I arrived a few minutes early and was setting up on the beach when a the water erupted a 100 mteres to my right as a decent kahawai was doing a ram raid in the shallows on a school of sprats. I now know that it is possible to run that distance in neoprene chest waders – but alas not fast enough as the hit and run perpetrator was gone before my frantic casts pepered the area. And that was the scene set. Every 30-45 minutes we would witness some sort of predator bust up or movement – but they were all randomly located one-offs. Despite several schools of bait fish present for the whole duration of our fishing we never saw any attacks by multiple predators.
Meanwhile the weather was not following the predicted pattern and the south-easterly was ruffling the surface which both stirred up the silt in the shallows as well as ruffling the surface making spotting cruising fish virtually impossible.
Just on low water, the wind abated for a while and the silty water began to clear. Alan and I fished off a rocky ledge in water barely a meter deep. I was fishing a floating line with a tan and white clouser as a vague imitation of a small flounder such as we know kingfish enjoying hunting in this type of mudflat environment.
I was retrieving in a slow smooth stripping action when the rod tip jolted down, the line went tight and the water boiled about 10 meters in front of me – a decent fish to christen my new outfit! The first run took all the fly line and went another 20-30 meters into the super braid backing. Alan already had his iPhone out and shooting like a seasoned photo-journalist.

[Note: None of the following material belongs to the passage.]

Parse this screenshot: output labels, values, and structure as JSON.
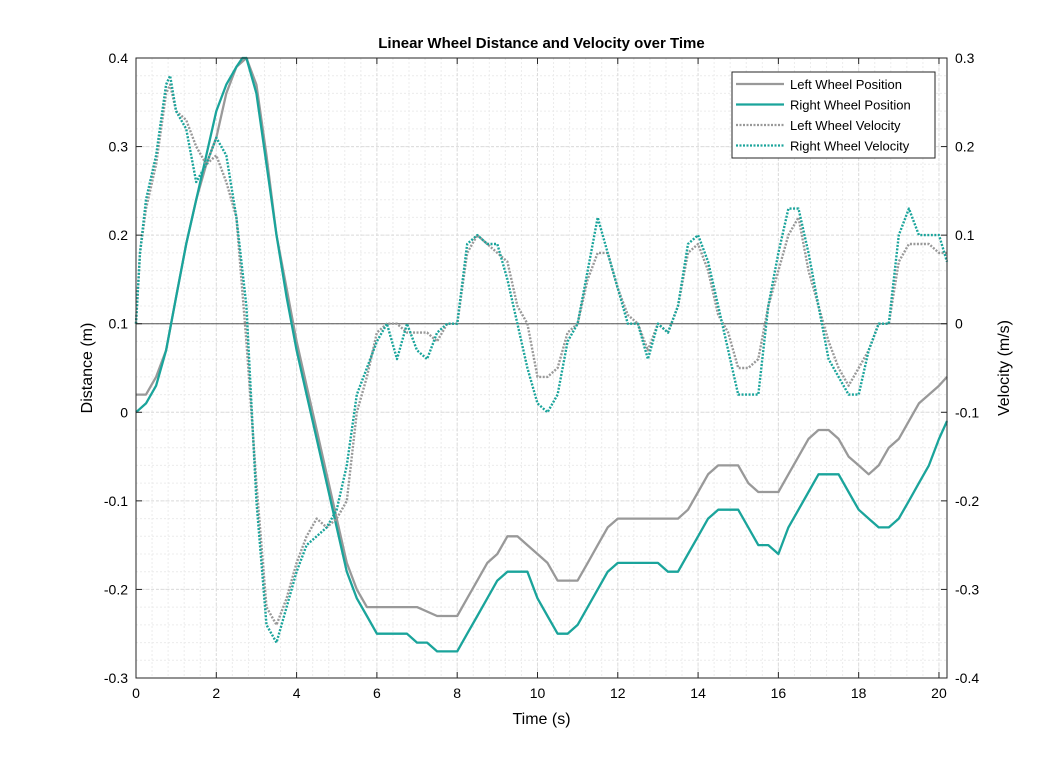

It was quickly obvious this wasn’t a 10 kilo kingy, but the head-thrashing tactic of the unseen fish had me thinking ‘snapper’ but it turned out to be good sized kahawai. I cranked the drag up and it definitely put the hurt on as the runs became shorter and shorter, and within 5 mins the fish was exhautsed and was beached without any last moment histrionics.
One of my best land based kahawai on the fly at 2.5 kilos. A handsome fish and worthy of of respect for it pugnacious fighting abilities.